Since hitting support at the 1.272 Fibonacci Extension, the market reversed and made a bullish run until hitting resistance at a short-term 1.618 Fibonacci Extension priced at $0.19. Price action is currently up a total of around 38% from this low seen in June.
If the bullish momentum continues within the market, we expect near-term resistance to be immediately located at the $0.20 handle which is the psychological round number barrier. However, it also contains the 100-day moving average within the same price level, adding to the expected resistance here. Further resistance can be located at the .382 Fibonacci Retracement priced at $0.21.
Alternatively, if the market rolls over once again, we can expect near-term support to be located at $0.14 followed by $0.12.

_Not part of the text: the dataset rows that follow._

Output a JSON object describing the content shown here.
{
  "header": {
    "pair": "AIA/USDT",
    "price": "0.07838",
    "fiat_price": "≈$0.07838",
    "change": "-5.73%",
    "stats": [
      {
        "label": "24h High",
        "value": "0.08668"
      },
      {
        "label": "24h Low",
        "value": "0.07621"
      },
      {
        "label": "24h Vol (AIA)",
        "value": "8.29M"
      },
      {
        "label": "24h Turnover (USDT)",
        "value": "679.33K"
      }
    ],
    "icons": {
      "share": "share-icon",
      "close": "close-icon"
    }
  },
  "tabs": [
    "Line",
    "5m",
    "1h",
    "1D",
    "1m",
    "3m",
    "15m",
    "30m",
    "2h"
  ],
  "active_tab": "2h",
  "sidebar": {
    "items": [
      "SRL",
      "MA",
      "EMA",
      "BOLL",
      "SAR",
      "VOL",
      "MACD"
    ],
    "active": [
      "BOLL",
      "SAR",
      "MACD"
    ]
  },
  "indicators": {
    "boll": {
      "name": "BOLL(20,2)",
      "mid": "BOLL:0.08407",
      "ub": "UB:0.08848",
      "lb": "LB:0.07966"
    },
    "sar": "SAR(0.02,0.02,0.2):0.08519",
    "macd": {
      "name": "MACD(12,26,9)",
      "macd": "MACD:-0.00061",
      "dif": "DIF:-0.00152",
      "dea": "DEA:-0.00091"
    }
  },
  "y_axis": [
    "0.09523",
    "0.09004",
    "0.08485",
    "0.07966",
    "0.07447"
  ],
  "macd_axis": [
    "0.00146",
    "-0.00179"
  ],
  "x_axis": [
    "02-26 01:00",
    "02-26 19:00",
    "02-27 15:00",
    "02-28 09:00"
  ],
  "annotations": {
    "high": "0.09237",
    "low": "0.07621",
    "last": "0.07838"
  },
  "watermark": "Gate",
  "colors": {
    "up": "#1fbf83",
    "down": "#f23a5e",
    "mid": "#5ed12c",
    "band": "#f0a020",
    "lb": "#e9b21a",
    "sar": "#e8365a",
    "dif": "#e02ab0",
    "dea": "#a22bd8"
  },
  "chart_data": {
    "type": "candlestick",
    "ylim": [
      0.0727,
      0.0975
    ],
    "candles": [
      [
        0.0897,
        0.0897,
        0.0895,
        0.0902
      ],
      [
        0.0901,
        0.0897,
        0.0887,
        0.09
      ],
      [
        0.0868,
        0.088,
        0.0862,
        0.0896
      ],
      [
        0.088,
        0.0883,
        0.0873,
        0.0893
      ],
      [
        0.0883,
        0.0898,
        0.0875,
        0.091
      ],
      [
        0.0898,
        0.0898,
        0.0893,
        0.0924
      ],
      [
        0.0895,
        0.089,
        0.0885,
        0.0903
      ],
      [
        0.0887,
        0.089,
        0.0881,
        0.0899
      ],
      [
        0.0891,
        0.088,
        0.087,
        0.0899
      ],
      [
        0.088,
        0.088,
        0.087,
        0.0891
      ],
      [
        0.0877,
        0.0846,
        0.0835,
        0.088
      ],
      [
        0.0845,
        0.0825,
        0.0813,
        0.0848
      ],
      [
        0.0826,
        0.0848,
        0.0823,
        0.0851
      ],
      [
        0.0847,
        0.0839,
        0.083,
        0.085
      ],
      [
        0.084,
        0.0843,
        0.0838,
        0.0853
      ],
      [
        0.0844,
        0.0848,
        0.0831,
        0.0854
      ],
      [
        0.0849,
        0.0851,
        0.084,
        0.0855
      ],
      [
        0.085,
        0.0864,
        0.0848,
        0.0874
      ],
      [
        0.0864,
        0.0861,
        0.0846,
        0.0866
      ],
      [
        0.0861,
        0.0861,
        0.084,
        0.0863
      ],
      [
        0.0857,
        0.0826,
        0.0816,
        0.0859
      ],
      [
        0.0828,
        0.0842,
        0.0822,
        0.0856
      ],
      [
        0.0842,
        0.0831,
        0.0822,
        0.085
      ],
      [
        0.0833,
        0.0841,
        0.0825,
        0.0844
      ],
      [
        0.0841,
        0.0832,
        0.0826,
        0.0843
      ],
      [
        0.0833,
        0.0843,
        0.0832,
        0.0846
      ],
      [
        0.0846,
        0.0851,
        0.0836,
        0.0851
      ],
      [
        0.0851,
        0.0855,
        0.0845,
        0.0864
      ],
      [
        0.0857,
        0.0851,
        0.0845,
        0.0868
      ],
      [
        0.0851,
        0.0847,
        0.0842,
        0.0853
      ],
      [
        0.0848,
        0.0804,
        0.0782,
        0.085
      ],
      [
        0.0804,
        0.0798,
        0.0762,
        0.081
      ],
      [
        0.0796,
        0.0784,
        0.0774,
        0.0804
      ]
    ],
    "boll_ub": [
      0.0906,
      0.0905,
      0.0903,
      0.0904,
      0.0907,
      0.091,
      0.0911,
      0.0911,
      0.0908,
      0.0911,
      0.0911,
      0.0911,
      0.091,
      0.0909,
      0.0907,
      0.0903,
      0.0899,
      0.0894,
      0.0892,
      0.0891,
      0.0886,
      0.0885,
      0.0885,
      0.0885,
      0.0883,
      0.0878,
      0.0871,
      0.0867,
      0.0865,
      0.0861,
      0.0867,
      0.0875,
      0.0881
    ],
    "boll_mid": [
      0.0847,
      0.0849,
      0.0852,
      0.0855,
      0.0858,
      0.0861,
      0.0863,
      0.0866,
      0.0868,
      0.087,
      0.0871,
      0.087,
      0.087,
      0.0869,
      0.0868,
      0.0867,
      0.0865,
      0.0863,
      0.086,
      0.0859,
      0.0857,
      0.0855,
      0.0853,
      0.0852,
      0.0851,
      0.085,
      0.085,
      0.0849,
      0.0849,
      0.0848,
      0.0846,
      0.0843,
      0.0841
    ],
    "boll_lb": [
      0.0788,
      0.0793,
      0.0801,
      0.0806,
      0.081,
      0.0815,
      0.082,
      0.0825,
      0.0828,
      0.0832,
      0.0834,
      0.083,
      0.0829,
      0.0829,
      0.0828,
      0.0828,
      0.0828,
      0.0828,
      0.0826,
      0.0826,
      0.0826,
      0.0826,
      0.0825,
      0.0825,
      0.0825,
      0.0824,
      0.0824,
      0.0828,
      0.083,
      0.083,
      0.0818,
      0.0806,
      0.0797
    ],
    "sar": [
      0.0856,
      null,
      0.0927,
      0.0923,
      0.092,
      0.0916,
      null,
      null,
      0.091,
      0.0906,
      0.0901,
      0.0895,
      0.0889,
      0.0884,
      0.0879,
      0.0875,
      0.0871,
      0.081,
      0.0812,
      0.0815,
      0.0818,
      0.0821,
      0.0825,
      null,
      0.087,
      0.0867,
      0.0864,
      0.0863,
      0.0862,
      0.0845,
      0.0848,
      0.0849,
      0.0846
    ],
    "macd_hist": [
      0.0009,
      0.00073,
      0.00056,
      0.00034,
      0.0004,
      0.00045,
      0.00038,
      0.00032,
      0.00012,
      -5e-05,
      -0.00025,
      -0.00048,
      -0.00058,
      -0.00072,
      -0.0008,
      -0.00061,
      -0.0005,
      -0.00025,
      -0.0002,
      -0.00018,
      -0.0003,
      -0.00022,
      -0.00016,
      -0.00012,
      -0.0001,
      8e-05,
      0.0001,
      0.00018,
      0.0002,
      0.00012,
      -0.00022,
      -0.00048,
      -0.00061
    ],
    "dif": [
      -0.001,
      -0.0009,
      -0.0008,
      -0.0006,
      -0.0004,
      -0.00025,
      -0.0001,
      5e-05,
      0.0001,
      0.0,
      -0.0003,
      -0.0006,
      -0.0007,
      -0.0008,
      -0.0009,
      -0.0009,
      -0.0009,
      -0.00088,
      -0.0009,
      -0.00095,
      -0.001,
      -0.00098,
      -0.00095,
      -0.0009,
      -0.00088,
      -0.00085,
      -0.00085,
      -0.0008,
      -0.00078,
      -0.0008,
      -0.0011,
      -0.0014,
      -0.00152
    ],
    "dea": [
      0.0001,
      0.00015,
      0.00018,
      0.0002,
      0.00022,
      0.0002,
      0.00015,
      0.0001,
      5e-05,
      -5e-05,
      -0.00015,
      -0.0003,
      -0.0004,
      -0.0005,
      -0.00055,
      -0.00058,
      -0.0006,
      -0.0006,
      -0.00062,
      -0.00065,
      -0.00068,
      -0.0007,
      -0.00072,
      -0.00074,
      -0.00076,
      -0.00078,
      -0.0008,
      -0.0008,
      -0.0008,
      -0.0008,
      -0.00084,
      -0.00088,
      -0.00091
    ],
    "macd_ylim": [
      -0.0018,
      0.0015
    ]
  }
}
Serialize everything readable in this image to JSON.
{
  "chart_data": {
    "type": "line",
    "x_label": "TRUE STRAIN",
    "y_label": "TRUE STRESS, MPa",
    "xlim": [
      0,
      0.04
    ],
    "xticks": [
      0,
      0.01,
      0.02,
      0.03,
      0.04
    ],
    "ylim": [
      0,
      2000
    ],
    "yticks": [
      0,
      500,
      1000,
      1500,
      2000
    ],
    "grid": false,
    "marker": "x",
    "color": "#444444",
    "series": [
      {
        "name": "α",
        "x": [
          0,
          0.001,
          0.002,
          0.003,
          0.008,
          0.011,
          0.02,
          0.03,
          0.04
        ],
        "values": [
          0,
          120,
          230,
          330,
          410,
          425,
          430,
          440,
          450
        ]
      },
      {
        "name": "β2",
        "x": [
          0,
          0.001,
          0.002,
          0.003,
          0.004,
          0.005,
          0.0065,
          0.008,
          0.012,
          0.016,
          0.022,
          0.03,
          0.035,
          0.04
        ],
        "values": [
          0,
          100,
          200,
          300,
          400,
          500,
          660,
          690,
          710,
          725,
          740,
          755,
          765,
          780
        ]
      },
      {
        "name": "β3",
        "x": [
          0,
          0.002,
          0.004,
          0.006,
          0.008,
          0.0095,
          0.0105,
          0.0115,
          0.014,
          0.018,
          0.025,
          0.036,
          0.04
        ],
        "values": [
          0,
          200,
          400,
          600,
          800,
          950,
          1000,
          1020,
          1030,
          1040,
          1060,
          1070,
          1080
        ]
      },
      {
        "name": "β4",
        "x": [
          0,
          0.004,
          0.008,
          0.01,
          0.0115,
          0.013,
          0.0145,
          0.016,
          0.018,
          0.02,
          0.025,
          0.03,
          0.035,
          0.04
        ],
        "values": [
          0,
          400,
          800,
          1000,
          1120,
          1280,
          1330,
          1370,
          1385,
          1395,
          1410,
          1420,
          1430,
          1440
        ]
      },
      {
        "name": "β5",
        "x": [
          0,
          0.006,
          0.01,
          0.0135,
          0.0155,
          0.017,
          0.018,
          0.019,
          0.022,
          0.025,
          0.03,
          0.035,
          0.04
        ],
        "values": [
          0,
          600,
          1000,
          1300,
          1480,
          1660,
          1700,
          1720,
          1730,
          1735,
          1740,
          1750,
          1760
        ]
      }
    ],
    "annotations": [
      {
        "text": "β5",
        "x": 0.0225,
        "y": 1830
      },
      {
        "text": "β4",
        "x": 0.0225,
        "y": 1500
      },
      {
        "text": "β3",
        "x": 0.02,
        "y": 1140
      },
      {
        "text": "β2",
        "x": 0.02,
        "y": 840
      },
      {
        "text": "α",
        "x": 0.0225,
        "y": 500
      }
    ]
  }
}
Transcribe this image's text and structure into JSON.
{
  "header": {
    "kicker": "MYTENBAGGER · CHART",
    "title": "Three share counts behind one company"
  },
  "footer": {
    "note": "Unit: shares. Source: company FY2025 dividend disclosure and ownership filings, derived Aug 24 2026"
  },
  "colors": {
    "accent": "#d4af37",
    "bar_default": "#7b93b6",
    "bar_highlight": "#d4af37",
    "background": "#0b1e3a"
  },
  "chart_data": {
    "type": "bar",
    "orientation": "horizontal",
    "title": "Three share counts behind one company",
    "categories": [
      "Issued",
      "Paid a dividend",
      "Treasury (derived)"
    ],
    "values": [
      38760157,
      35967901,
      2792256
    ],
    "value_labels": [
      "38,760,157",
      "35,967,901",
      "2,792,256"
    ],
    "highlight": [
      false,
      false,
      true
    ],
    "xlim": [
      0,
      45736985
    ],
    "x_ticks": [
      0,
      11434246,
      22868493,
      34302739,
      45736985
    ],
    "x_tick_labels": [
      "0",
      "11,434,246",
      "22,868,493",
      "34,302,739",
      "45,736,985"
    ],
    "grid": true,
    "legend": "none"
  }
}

The RSI indicator is currently in favor of the bears within the market, dropping slightly below the 50 handle. If we are to expect the bullish momentum to pick up again, we would need to see the RSI break above 50 and continue to rise toward overbought conditions.
Let us continue to analyze ADA/BTC over the long and short term to highlight any potential areas of support and resistance.
ADA/BTC – LONG TERM – DAILY CHART
Analyzing the market relative to Bitcoin over the long term above, we can see that ADA had experienced an extraordinary price increase when it started from a low of 330 SATS on November 24 ,2017 and rose to an all-time high of 9,180 SATS on January 4, 2018. This was an epic rise totaling 2,745% from low to high.
We can see the market was not able to hold this level as it dropped, initially finding support at the .50 Fibonacci Retracement level priced at 4,819 SATS. This is a Fibonacci Retracement measured from the bullish run aforementioned.
The market continued to decline through February and March, falling below the .618 Fibonacci Retracement and the .786 Fibonacci Retracement to find support at around 1,677 SATS. This level became the price low for 2018, so far.
Let us continue to analyze price action over the shorter period to highlight any potential support and resistance zones.
ADA/BTC – SHORT TERM – DAILY CHART
Analyzing the market from the short-term perspective above, we can see ADA had experienced another bullish run during April when price action started from a low of 1,673 SATS on March 18, 2018 and extended to an intermediary high priced at 4,184 SATS in May 3, 2018. This was a price increase of 150% from low to high.
We can see that price declined during May, falling below the short term .618 Fibonacci Retracement priced at 2,633 SATS. This is a Fibonacci Retracement measured from the bullish run outlined in the paragraph above. Price action continued to fall during June until it found support at a 1.618 Fibonacci Extension priced at 2,040 SATS.
Price action is currently trading at this level. If the bearish pressure continues, we expect near-term support to be located at the .886 Fibonacci Retracement priced at 1,962 SATS. Following support below this level is expected at the March lows priced at 1,677 SATS.
Alternatively, if the bulls can pick up steam once again, we expect near-term resistance to be located immediately at the short-term and long-term .786 Fionacci Retracements (both in the same area) around 3,320 SATS. Further resistance above this level is expected at the 100-day moving average which currently hovers around 2,500 SATS.
The technical indicators in this market are also favoring the bears at this moment in time. The RSI is currently trading below the 50 handle, indicating that bearish momentum is in play. For a bullish run, we will need to see the RSI break up above the 50 handle.
Similarly, the moving averages are all pointing in a bearish trajectory. For a bullish run to occur, we would need to see the 7-day EMA (blue line) make its way toward the 21-day EMA (purple line) and cross above it for a bullish crossover signal. This would indicate that the bullish pressure is building within the market.